The wall was a low one, and above it in this place rose a screen of trellis, overgrown with creepers, making the rear of a spacious summer-house, which Mrs. Ormonde had had constructed for the use of children who had to be sheltered from too much either of sun or breeze when they were brought out of doors. Thyrza had not been resting for more than a minute or two, when a voice spoke from the other side of the wall, so plainly that she started, thinking she was observed and addressed. The voice was Mrs. Ormonde’s.
‘So at last,’ she said, ‘you have come.’
There was a brief silence, then the tones for which she waited once more fell upon her ear.
‘You are alone to-night?’ asked Egremont.
’Quite. I have been reading and thinking.

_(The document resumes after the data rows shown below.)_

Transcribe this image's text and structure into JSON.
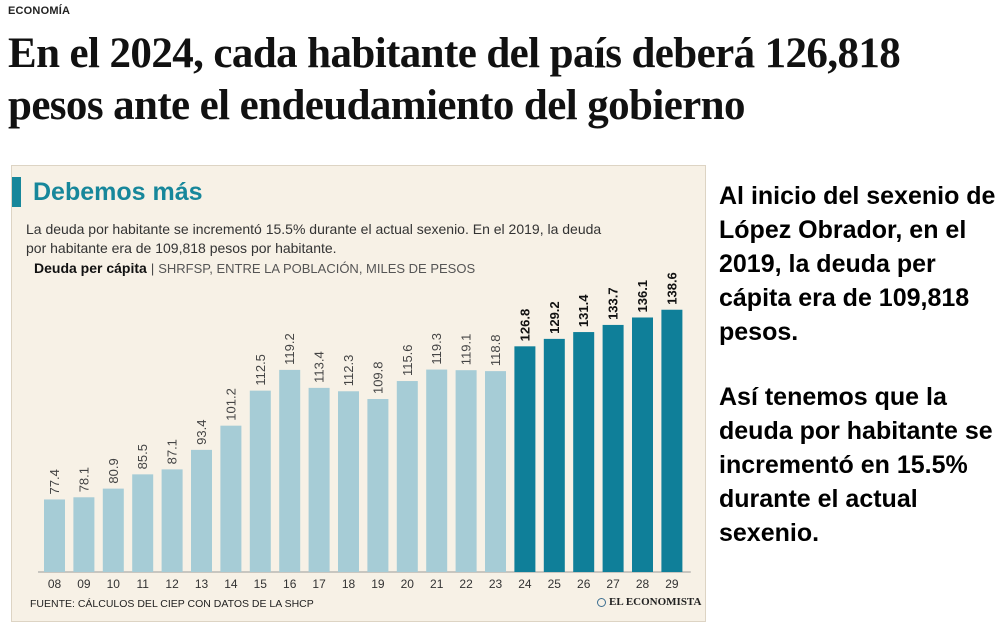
{
  "section": "ECONOMÍA",
  "headline": {
    "line1": "En el 2024, cada habitante del país deberá 126,818",
    "line2": "pesos ante el endeudamiento del gobierno"
  },
  "card": {
    "title": "Debemos más",
    "subtitle_line1": "La deuda por habitante se incrementó 15.5% durante el actual sexenio. En el 2019, la deuda",
    "subtitle_line2": "por habitante era de 109,818 pesos por habitante.",
    "unit_strong": "Deuda per cápita",
    "unit_sep": "|",
    "unit_rest": "SHRFSP, ENTRE LA POBLACIÓN, MILES DE PESOS",
    "source": "FUENTE: CÁLCULOS DEL CIEP CON DATOS DE LA SHCP",
    "brand": "EL ECONOMISTA"
  },
  "colors": {
    "accent": "#17879b",
    "bar_light": "#a6ccd6",
    "bar_dark": "#0f7f99",
    "card_bg": "#f7f1e6"
  },
  "chart_data": {
    "type": "bar",
    "title": "Debemos más",
    "categories": [
      "08",
      "09",
      "10",
      "11",
      "12",
      "13",
      "14",
      "15",
      "16",
      "17",
      "18",
      "19",
      "20",
      "21",
      "22",
      "23",
      "24",
      "25",
      "26",
      "27",
      "28",
      "29"
    ],
    "values": [
      77.4,
      78.1,
      80.9,
      85.5,
      87.1,
      93.4,
      101.2,
      112.5,
      119.2,
      113.4,
      112.3,
      109.8,
      115.6,
      119.3,
      119.1,
      118.8,
      126.8,
      129.2,
      131.4,
      133.7,
      136.1,
      138.6
    ],
    "highlight_from_category": "24",
    "xlabel": "",
    "ylabel": "",
    "grid": false,
    "legend": "none"
  },
  "side": {
    "para1": "Al inicio del sexenio de López Obrador, en el 2019, la deuda per cápita era de 109,818 pesos.",
    "para2": "Así tenemos que la deuda por habitante se incrementó en 15.5% durante el actual sexenio."
  }
}
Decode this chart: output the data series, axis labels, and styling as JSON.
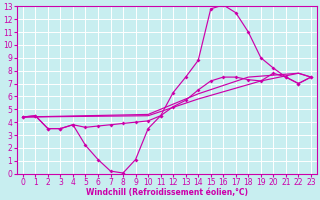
{
  "xlabel": "Windchill (Refroidissement éolien,°C)",
  "xlim": [
    -0.5,
    23.5
  ],
  "ylim": [
    0,
    13
  ],
  "xticks": [
    0,
    1,
    2,
    3,
    4,
    5,
    6,
    7,
    8,
    9,
    10,
    11,
    12,
    13,
    14,
    15,
    16,
    17,
    18,
    19,
    20,
    21,
    22,
    23
  ],
  "yticks": [
    0,
    1,
    2,
    3,
    4,
    5,
    6,
    7,
    8,
    9,
    10,
    11,
    12,
    13
  ],
  "bg_color": "#c8eef0",
  "line_color": "#cc00aa",
  "grid_color": "#ffffff",
  "line1": {
    "x": [
      0,
      1,
      2,
      3,
      4,
      5,
      6,
      7,
      8,
      9,
      10,
      11,
      12,
      13,
      14,
      15,
      16,
      17,
      18,
      19,
      20,
      21,
      22,
      23
    ],
    "y": [
      4.4,
      4.5,
      3.5,
      3.5,
      3.8,
      2.2,
      1.1,
      0.2,
      0.05,
      1.1,
      3.5,
      4.5,
      6.3,
      7.5,
      8.8,
      12.8,
      13.1,
      12.5,
      11.0,
      9.0,
      8.2,
      7.5,
      7.0,
      7.5
    ]
  },
  "line2": {
    "x": [
      0,
      10,
      14,
      19,
      22,
      23
    ],
    "y": [
      4.4,
      4.5,
      5.8,
      7.2,
      7.8,
      7.5
    ]
  },
  "line3": {
    "x": [
      0,
      10,
      14,
      18,
      22,
      23
    ],
    "y": [
      4.4,
      4.6,
      6.2,
      7.5,
      7.8,
      7.5
    ]
  },
  "line4": {
    "x": [
      0,
      1,
      2,
      3,
      4,
      5,
      6,
      7,
      8,
      9,
      10,
      11,
      12,
      13,
      14,
      15,
      16,
      17,
      18,
      19,
      20,
      21,
      22,
      23
    ],
    "y": [
      4.4,
      4.5,
      3.5,
      3.5,
      3.8,
      3.6,
      3.7,
      3.8,
      3.9,
      4.0,
      4.1,
      4.5,
      5.2,
      5.7,
      6.5,
      7.2,
      7.5,
      7.5,
      7.3,
      7.2,
      7.8,
      7.5,
      7.0,
      7.5
    ]
  }
}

Shall we go into the house?’
‘If you will let me, I had rather sit with you here.’
Again there was silence. When Mrs. Ormonde spoke, it was in a lower voice, and such as one uses in reply to a look of affection.
‘Why have you kept me in anxiety about you for so long, Walter?’
’I have had no mind to speak to any one, not even to you. I had nothing to tell you that would please you to hear. Often I have resolved to leave England for good, and give no account of myself to any one. It seemed unkind of you not to write. I waited till I knew you must have heard all that people had to say of me, and then every day I expected your letter. You could only be silent for one reason.’